From the Niagara Gazette:
It’s almost amusing how many journalists over the years have claimed they ‘discovered’ the Love Canal.
I still remember one Buffalo newscaster, who left the television station years ago for a West Coast job that didn’t pan out. During his on-camera farewell appearance in the Queen City, he talked how he had covered that infamous story. In retrospect, I don’t think he ever set foot in the chemically-contaminated neighborhood.
Now nearly 40 years later, however, the record has been set straight in an informative new book, “Love Canal: A Toxic History from Colonial Times to the Present,” by Richard S. Newman (Oxford University Press, hardcover, 306 pages, $29.95). While the author cites several news reporters for their well-deserved work – excluding the TV guy from Buffalo — he praises Michael H. Brown, a former Niagara Gazette reporter, as best exemplifying the new “journalistic sensibility” that emerged from the Love Canal saga.

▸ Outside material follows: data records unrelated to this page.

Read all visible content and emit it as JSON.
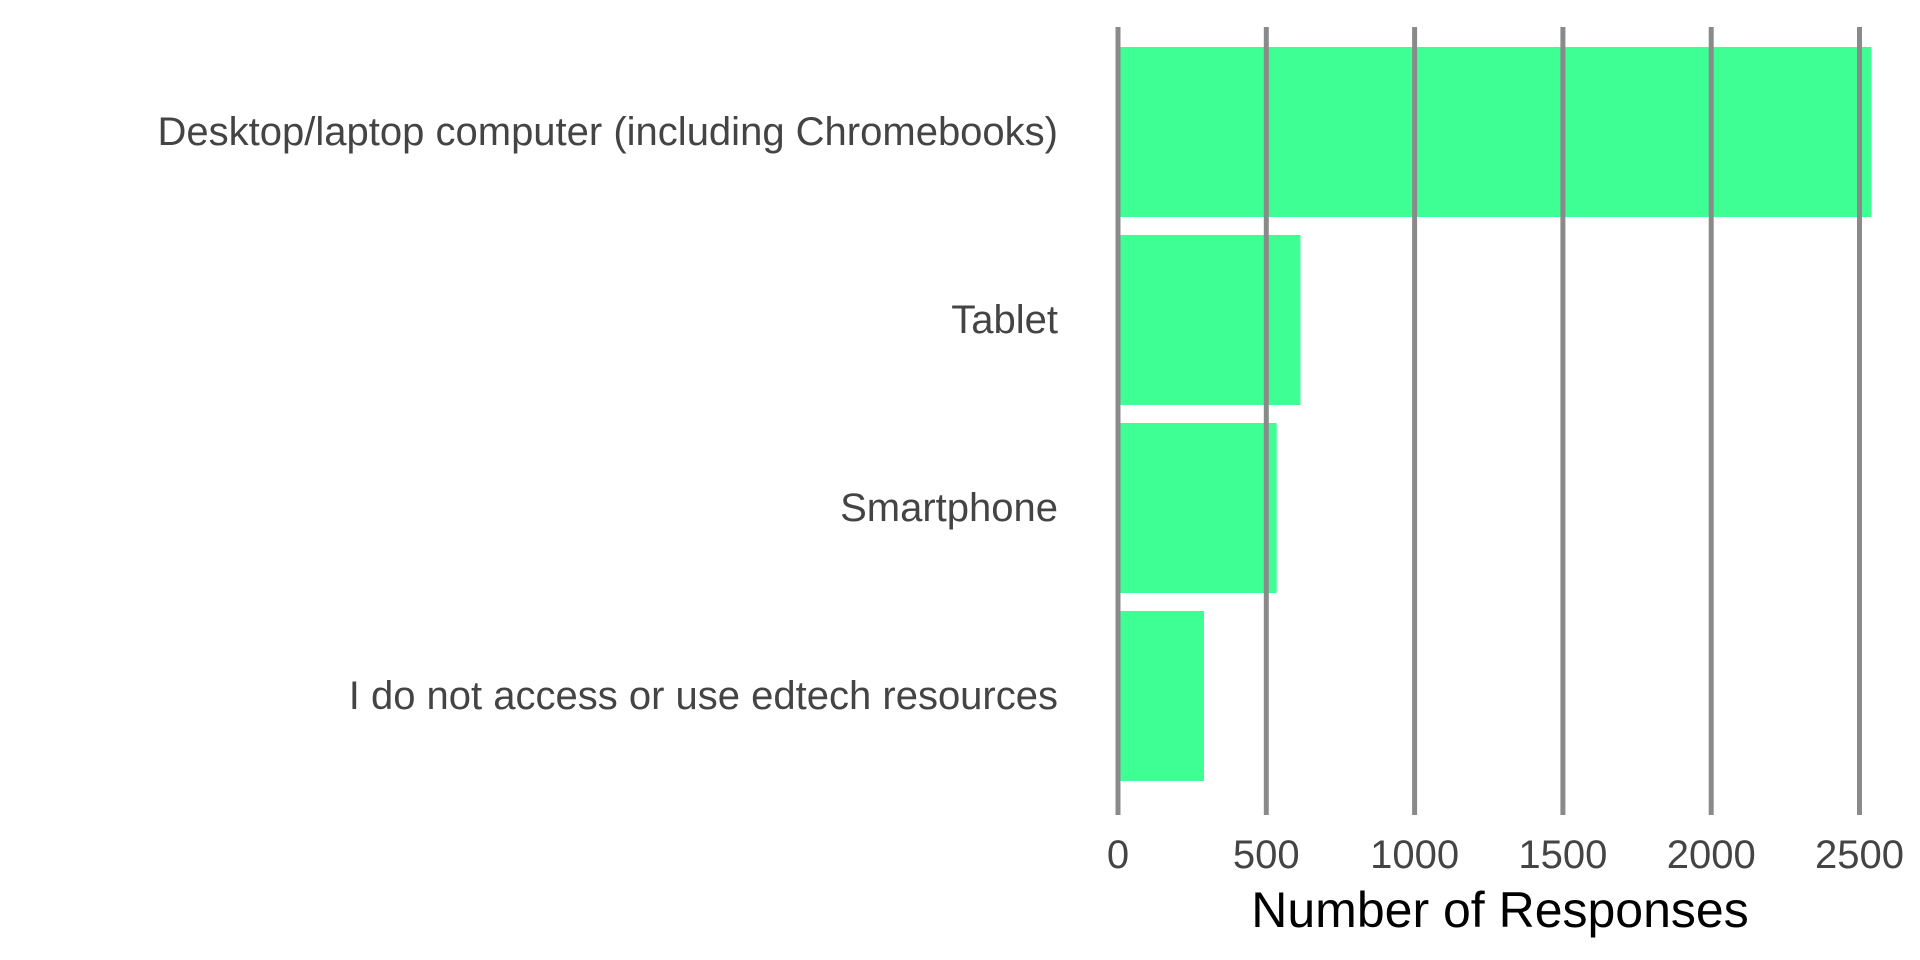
{
  "chart_data": {
    "type": "bar",
    "orientation": "horizontal",
    "categories": [
      "Desktop/laptop computer (including Chromebooks)",
      "Tablet",
      "Smartphone",
      "I do not access or use edtech resources"
    ],
    "values": [
      2540,
      615,
      535,
      290
    ],
    "xlabel": "Number of Responses",
    "ylabel": "",
    "xlim": [
      0,
      2540
    ],
    "xticks": [
      0,
      500,
      1000,
      1500,
      2000,
      2500
    ],
    "grid": "vertical",
    "bar_color": "#3dff93"
  }
}
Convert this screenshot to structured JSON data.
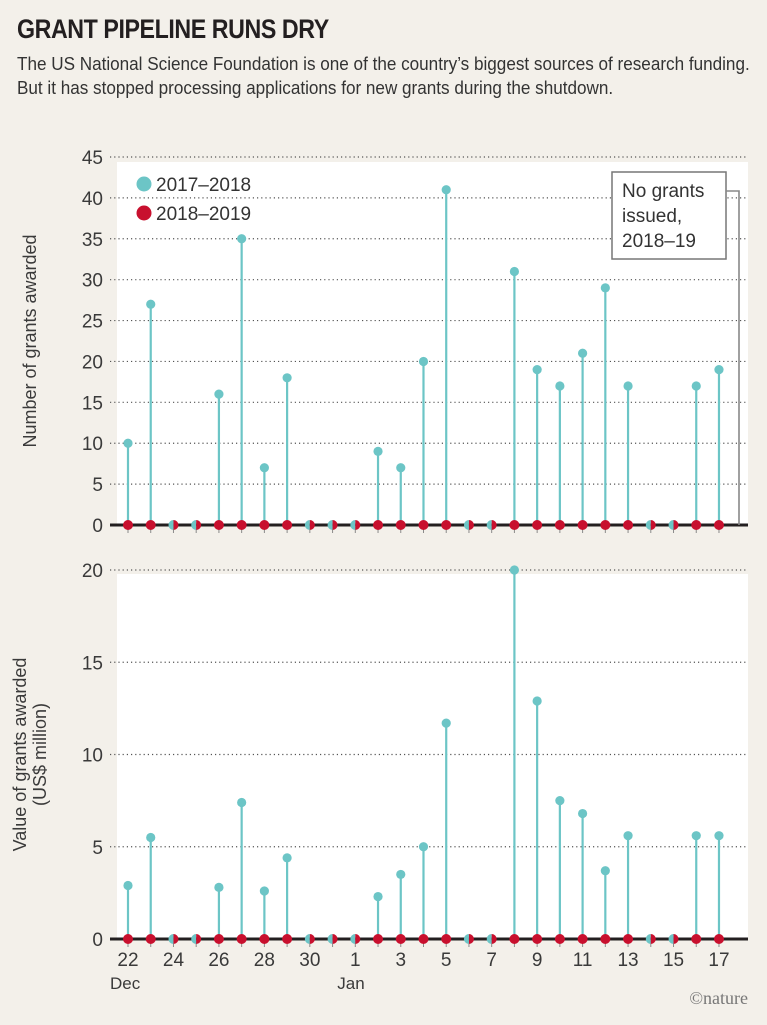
{
  "title": "GRANT PIPELINE RUNS DRY",
  "subtitle": "The US National Science Foundation is one of the country’s biggest sources of research funding. But it has stopped processing applications for new grants during the shutdown.",
  "credit": "©nature",
  "colors": {
    "series_2017_2018": "#6cc5c6",
    "series_2018_2019": "#c8102e",
    "baseline": "#231f20",
    "grid": "#555555",
    "plot_bg": "#ffffff",
    "page_bg": "#f3f0ea"
  },
  "chart_data": [
    {
      "type": "lollipop",
      "title": "",
      "xlabel": "",
      "ylabel": "Number of grants awarded",
      "ylim": [
        0,
        45
      ],
      "yticks": [
        0,
        5,
        10,
        15,
        20,
        25,
        30,
        35,
        40,
        45
      ],
      "grid": "horizontal-dotted",
      "legend": {
        "placement": "top-left",
        "entries": [
          {
            "label": "2017–2018",
            "color": "#6cc5c6"
          },
          {
            "label": "2018–2019",
            "color": "#c8102e"
          }
        ]
      },
      "annotation": {
        "lines": [
          "No grants",
          "issued,",
          "2018–19"
        ],
        "placement": "top-right"
      },
      "x": [
        "Dec 22",
        "Dec 23",
        "Dec 24",
        "Dec 25",
        "Dec 26",
        "Dec 27",
        "Dec 28",
        "Dec 29",
        "Dec 30",
        "Dec 31",
        "Jan 1",
        "Jan 2",
        "Jan 3",
        "Jan 4",
        "Jan 5",
        "Jan 6",
        "Jan 7",
        "Jan 8",
        "Jan 9",
        "Jan 10",
        "Jan 11",
        "Jan 12",
        "Jan 13",
        "Jan 14",
        "Jan 15",
        "Jan 16",
        "Jan 17"
      ],
      "series": [
        {
          "name": "2017–2018",
          "values": [
            10,
            27,
            0,
            0,
            16,
            35,
            7,
            18,
            0,
            0,
            0,
            9,
            7,
            20,
            41,
            0,
            0,
            31,
            19,
            17,
            21,
            29,
            17,
            0,
            0,
            17,
            19
          ]
        },
        {
          "name": "2018–2019",
          "values": [
            0,
            0,
            0,
            0,
            0,
            0,
            0,
            0,
            0,
            0,
            0,
            0,
            0,
            0,
            0,
            0,
            0,
            0,
            0,
            0,
            0,
            0,
            0,
            0,
            0,
            0,
            0
          ]
        }
      ]
    },
    {
      "type": "lollipop",
      "title": "",
      "xlabel": "",
      "ylabel": "Value of grants awarded (US$ million)",
      "ylabel_lines": [
        "Value of grants awarded",
        "(US$ million)"
      ],
      "ylim": [
        0,
        20
      ],
      "yticks": [
        0,
        5,
        10,
        15,
        20
      ],
      "grid": "horizontal-dotted",
      "xtick_labels": [
        {
          "index": 0,
          "label": "22",
          "sub": "Dec"
        },
        {
          "index": 2,
          "label": "24"
        },
        {
          "index": 4,
          "label": "26"
        },
        {
          "index": 6,
          "label": "28"
        },
        {
          "index": 8,
          "label": "30"
        },
        {
          "index": 10,
          "label": "1",
          "sub": "Jan"
        },
        {
          "index": 12,
          "label": "3"
        },
        {
          "index": 14,
          "label": "5"
        },
        {
          "index": 16,
          "label": "7"
        },
        {
          "index": 18,
          "label": "9"
        },
        {
          "index": 20,
          "label": "11"
        },
        {
          "index": 22,
          "label": "13"
        },
        {
          "index": 24,
          "label": "15"
        },
        {
          "index": 26,
          "label": "17"
        }
      ],
      "x": [
        "Dec 22",
        "Dec 23",
        "Dec 24",
        "Dec 25",
        "Dec 26",
        "Dec 27",
        "Dec 28",
        "Dec 29",
        "Dec 30",
        "Dec 31",
        "Jan 1",
        "Jan 2",
        "Jan 3",
        "Jan 4",
        "Jan 5",
        "Jan 6",
        "Jan 7",
        "Jan 8",
        "Jan 9",
        "Jan 10",
        "Jan 11",
        "Jan 12",
        "Jan 13",
        "Jan 14",
        "Jan 15",
        "Jan 16",
        "Jan 17"
      ],
      "series": [
        {
          "name": "2017–2018",
          "values": [
            2.9,
            5.5,
            0,
            0,
            2.8,
            7.4,
            2.6,
            4.4,
            0,
            0,
            0,
            2.3,
            3.5,
            5.0,
            11.7,
            0,
            0,
            20.0,
            12.9,
            7.5,
            6.8,
            3.7,
            5.6,
            0,
            0,
            5.6,
            5.6
          ]
        },
        {
          "name": "2018–2019",
          "values": [
            0,
            0,
            0,
            0,
            0,
            0,
            0,
            0,
            0,
            0,
            0,
            0,
            0,
            0,
            0,
            0,
            0,
            0,
            0,
            0,
            0,
            0,
            0,
            0,
            0,
            0,
            0
          ]
        }
      ]
    }
  ]
}
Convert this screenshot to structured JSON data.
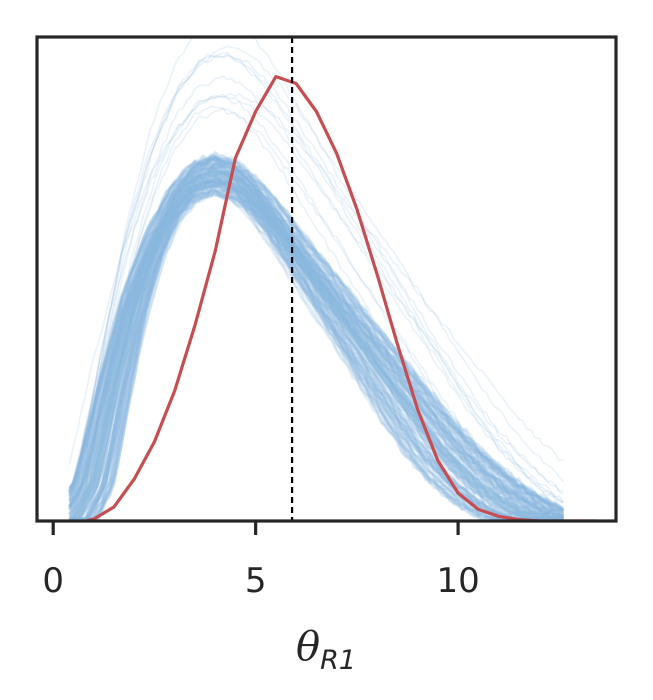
{
  "chart_data": {
    "type": "line",
    "title": "",
    "xlabel": "θ_R1",
    "xlabel_symbol": "θ",
    "xlabel_subscript": "R1",
    "ylabel": "",
    "xlim": [
      -0.4,
      13.9
    ],
    "ylim": [
      0,
      1.04
    ],
    "xticks": [
      0,
      5,
      10
    ],
    "xtick_labels": [
      "0",
      "5",
      "10"
    ],
    "yticks": [],
    "grid": false,
    "legend": "none",
    "reference_line": {
      "x": 5.9,
      "style": "dashed",
      "color": "#000000"
    },
    "series": [
      {
        "role": "posterior-predictive-ensemble",
        "color": "#89b8dd",
        "count": 120,
        "x_start": 0.4,
        "x_end": 12.6,
        "values_central": [
          [
            0.5,
            0.0
          ],
          [
            1.0,
            0.08
          ],
          [
            1.5,
            0.28
          ],
          [
            2.0,
            0.46
          ],
          [
            2.5,
            0.59
          ],
          [
            3.0,
            0.68
          ],
          [
            3.5,
            0.73
          ],
          [
            4.0,
            0.745
          ],
          [
            4.5,
            0.73
          ],
          [
            5.0,
            0.69
          ],
          [
            5.5,
            0.635
          ],
          [
            6.0,
            0.575
          ],
          [
            6.5,
            0.515
          ],
          [
            7.0,
            0.455
          ],
          [
            7.5,
            0.395
          ],
          [
            8.0,
            0.335
          ],
          [
            8.5,
            0.275
          ],
          [
            9.0,
            0.215
          ],
          [
            9.5,
            0.16
          ],
          [
            10.0,
            0.115
          ],
          [
            10.5,
            0.075
          ],
          [
            11.0,
            0.045
          ],
          [
            11.5,
            0.02
          ],
          [
            12.0,
            0.005
          ],
          [
            12.5,
            0.0
          ]
        ]
      },
      {
        "role": "observed-kde",
        "color": "#c44e52",
        "values": [
          [
            0.8,
            0.0
          ],
          [
            1.0,
            0.004
          ],
          [
            1.5,
            0.03
          ],
          [
            2.0,
            0.09
          ],
          [
            2.5,
            0.17
          ],
          [
            3.0,
            0.28
          ],
          [
            3.5,
            0.42
          ],
          [
            4.0,
            0.58
          ],
          [
            4.5,
            0.78
          ],
          [
            5.0,
            0.88
          ],
          [
            5.5,
            0.955
          ],
          [
            6.0,
            0.94
          ],
          [
            6.5,
            0.88
          ],
          [
            7.0,
            0.79
          ],
          [
            7.5,
            0.67
          ],
          [
            8.0,
            0.53
          ],
          [
            8.5,
            0.38
          ],
          [
            9.0,
            0.24
          ],
          [
            9.5,
            0.13
          ],
          [
            10.0,
            0.06
          ],
          [
            10.5,
            0.025
          ],
          [
            11.0,
            0.01
          ],
          [
            11.5,
            0.003
          ],
          [
            12.0,
            0.0
          ],
          [
            13.4,
            0.0
          ]
        ]
      }
    ]
  }
}
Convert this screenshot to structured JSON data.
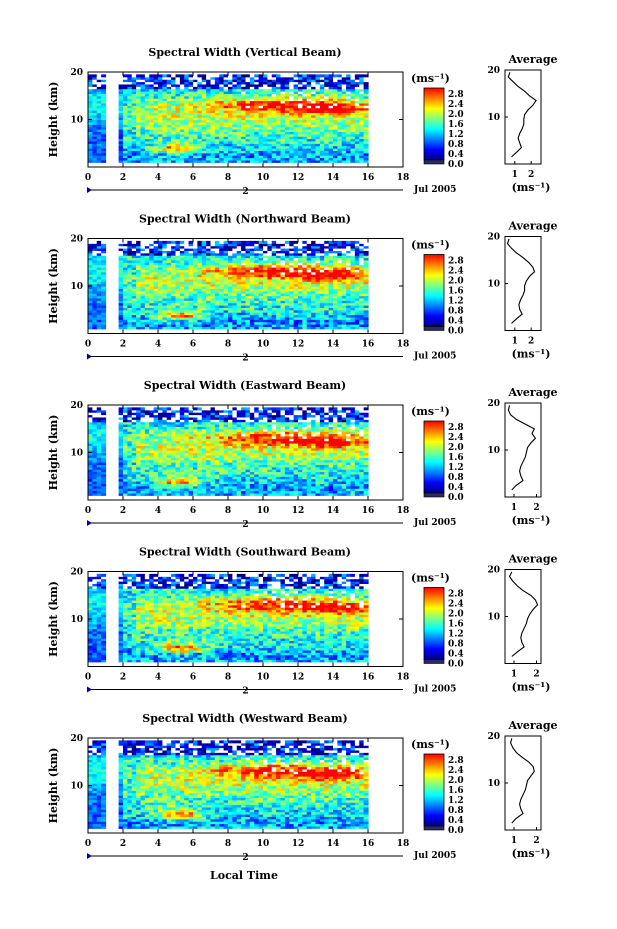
{
  "figure": {
    "x_axis_title": "Local Time",
    "date_label": "Jul 2005",
    "y_axis_title": "Height (km)",
    "cbar_unit": "(ms⁻¹)",
    "avg_title": "Average",
    "avg_unit": "(ms⁻¹)",
    "x_ticks": [
      "0",
      "2",
      "4",
      "6",
      "8",
      "10",
      "12",
      "14",
      "16",
      "18"
    ],
    "day_tick": "2",
    "height_ticks": [
      "10",
      "20"
    ],
    "cbar_ticks": [
      "0.0",
      "0.4",
      "0.8",
      "1.2",
      "1.6",
      "2.0",
      "2.4",
      "2.8"
    ]
  },
  "colors": {
    "scale": [
      "#000080",
      "#0000ff",
      "#0080ff",
      "#00ffff",
      "#80ff80",
      "#ffff00",
      "#ff8000",
      "#ff0000"
    ],
    "base": "#2a2a60"
  },
  "chart_data": [
    {
      "type": "heatmap",
      "title": "Spectral Width (Vertical Beam)",
      "x_range": [
        0,
        18
      ],
      "y_range": [
        0,
        20
      ],
      "avg_ticks": [
        "1",
        "2"
      ],
      "avg_range": [
        0.4,
        2.6
      ],
      "avg_profile": {
        "height": [
          1.5,
          2.5,
          3.5,
          4.5,
          5.5,
          6.5,
          7.5,
          8.5,
          9.5,
          10.5,
          11.5,
          12.5,
          13.5,
          14.5,
          15.5,
          16.5,
          17.5,
          18.5,
          19.5
        ],
        "value": [
          0.8,
          1.1,
          1.4,
          1.3,
          1.2,
          1.3,
          1.45,
          1.55,
          1.55,
          1.6,
          1.8,
          2.1,
          2.3,
          1.9,
          1.6,
          1.2,
          0.9,
          0.6,
          0.7
        ]
      }
    },
    {
      "type": "heatmap",
      "title": "Spectral Width (Northward Beam)",
      "x_range": [
        0,
        18
      ],
      "y_range": [
        0,
        20
      ],
      "avg_ticks": [
        "1",
        "2"
      ],
      "avg_range": [
        0.4,
        2.6
      ],
      "avg_profile": {
        "height": [
          1.5,
          2.5,
          3.5,
          4.5,
          5.5,
          6.5,
          7.5,
          8.5,
          9.5,
          10.5,
          11.5,
          12.5,
          13.5,
          14.5,
          15.5,
          16.5,
          17.5,
          18.5,
          19.5
        ],
        "value": [
          0.8,
          1.1,
          1.45,
          1.3,
          1.25,
          1.35,
          1.5,
          1.6,
          1.6,
          1.7,
          1.9,
          2.2,
          2.1,
          1.85,
          1.5,
          1.1,
          0.8,
          0.55,
          0.65
        ]
      }
    },
    {
      "type": "heatmap",
      "title": "Spectral Width (Eastward Beam)",
      "x_range": [
        0,
        18
      ],
      "y_range": [
        0,
        20
      ],
      "avg_ticks": [
        "1",
        "2"
      ],
      "avg_range": [
        0.6,
        2.2
      ],
      "avg_profile": {
        "height": [
          1.5,
          2.5,
          3.5,
          4.5,
          5.5,
          6.5,
          7.5,
          8.5,
          9.5,
          10.5,
          11.5,
          12.5,
          13.5,
          14.5,
          15.5,
          16.5,
          17.5,
          18.5,
          19.5
        ],
        "value": [
          0.9,
          1.1,
          1.4,
          1.3,
          1.25,
          1.3,
          1.4,
          1.5,
          1.55,
          1.6,
          1.75,
          1.95,
          1.8,
          1.9,
          1.5,
          1.1,
          0.85,
          0.75,
          0.8
        ]
      }
    },
    {
      "type": "heatmap",
      "title": "Spectral Width (Southward Beam)",
      "x_range": [
        0,
        18
      ],
      "y_range": [
        0,
        20
      ],
      "avg_ticks": [
        "1",
        "2"
      ],
      "avg_range": [
        0.6,
        2.2
      ],
      "avg_profile": {
        "height": [
          1.5,
          2.5,
          3.5,
          4.5,
          5.5,
          6.5,
          7.5,
          8.5,
          9.5,
          10.5,
          11.5,
          12.5,
          13.5,
          14.5,
          15.5,
          16.5,
          17.5,
          18.5,
          19.5
        ],
        "value": [
          0.9,
          1.15,
          1.45,
          1.35,
          1.3,
          1.35,
          1.45,
          1.55,
          1.6,
          1.7,
          1.85,
          2.05,
          1.95,
          1.75,
          1.4,
          1.15,
          0.95,
          0.8,
          0.9
        ]
      }
    },
    {
      "type": "heatmap",
      "title": "Spectral Width (Westward Beam)",
      "x_range": [
        0,
        18
      ],
      "y_range": [
        0,
        20
      ],
      "avg_ticks": [
        "1",
        "2"
      ],
      "avg_range": [
        0.6,
        2.2
      ],
      "avg_profile": {
        "height": [
          1.5,
          2.5,
          3.5,
          4.5,
          5.5,
          6.5,
          7.5,
          8.5,
          9.5,
          10.5,
          11.5,
          12.5,
          13.5,
          14.5,
          15.5,
          16.5,
          17.5,
          18.5,
          19.5
        ],
        "value": [
          0.9,
          1.1,
          1.4,
          1.3,
          1.25,
          1.3,
          1.4,
          1.5,
          1.55,
          1.6,
          1.75,
          1.9,
          1.85,
          1.65,
          1.35,
          1.1,
          0.95,
          0.85,
          0.9
        ]
      }
    }
  ]
}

Longtime residents have many stories about that disaster that erupted in the summer of 1978 — forcing hundreds of families to flee their LaSalle area homes — and the protest movement that launched a grassroots era of environmental concern. The author adds: “His (Brown’s) visceral reporting style influenced by the so-called New Journalism of the 1960s — where investigative correspondents inserted themselves into the story — brought toxic landscapes alive for readers.”
A Niagara Falls native and Fordham Unversity graduate who interned at Newsday on Long Island, Brown joined the Niagara Gazette staff in 1977. Within a few months, he was watching as engineers probed the old canal bed where the Hooker Chemical Co. had dumped huge amounts of toxic byproducts from the 1940s until the early 1950s. Brown was acutely aware of the need to ignore most of the puff-piece news releases that Hooker executives kept grinding out in its defense.
In fact, on his own initiative, he asked homeowners if he could check out reports that chemical waste had oozed down their basement walls and out to their backyards. At one point, Brown even collected samples from sump pumps to be tested, helping with his investigation. No one, of course, could claim having discovered the Love Canal but Brown was definitely out front in his aggressive and relentless pursuit of the toxic dump here and in other communities. One of his books, “Laying Waste: The Poisoning of America by Toxic Chemicals” was adapted for articles in the New York Times Magazine, the Atlantic Monthly, Rolling Stone and for other magazines and newspapers across the U.S.
Brown was quick to delve into the real concerns that shaped one of the most significant environmental stories in decades, a crisis that at times threatened to eclipse Niagara’s fame as a travel destination. Tourist industry officials cringed when they heard reports of out-of-town callers — planning to visit here — wondering if the water here was safe to drink. Meanwhile, Lois Gibbs, a Love Canal resident, was sounding the alarm for the state officials and health authorities to respond before it was too late.
In the end, Brown’s reporting was nominated for three categories of the Pulitzer Prize and drew a special award from the Environmental Protection Agency.
As you may remember, President Jimmy Carter came to Niagara Falls in late 1980 to sign the special legislation that would become known as the Superfund. It was to control toxic wastes at the Love Canal, and others that had come to light.
Brown and his wife Lisa, parents of three children, later moved to Florida.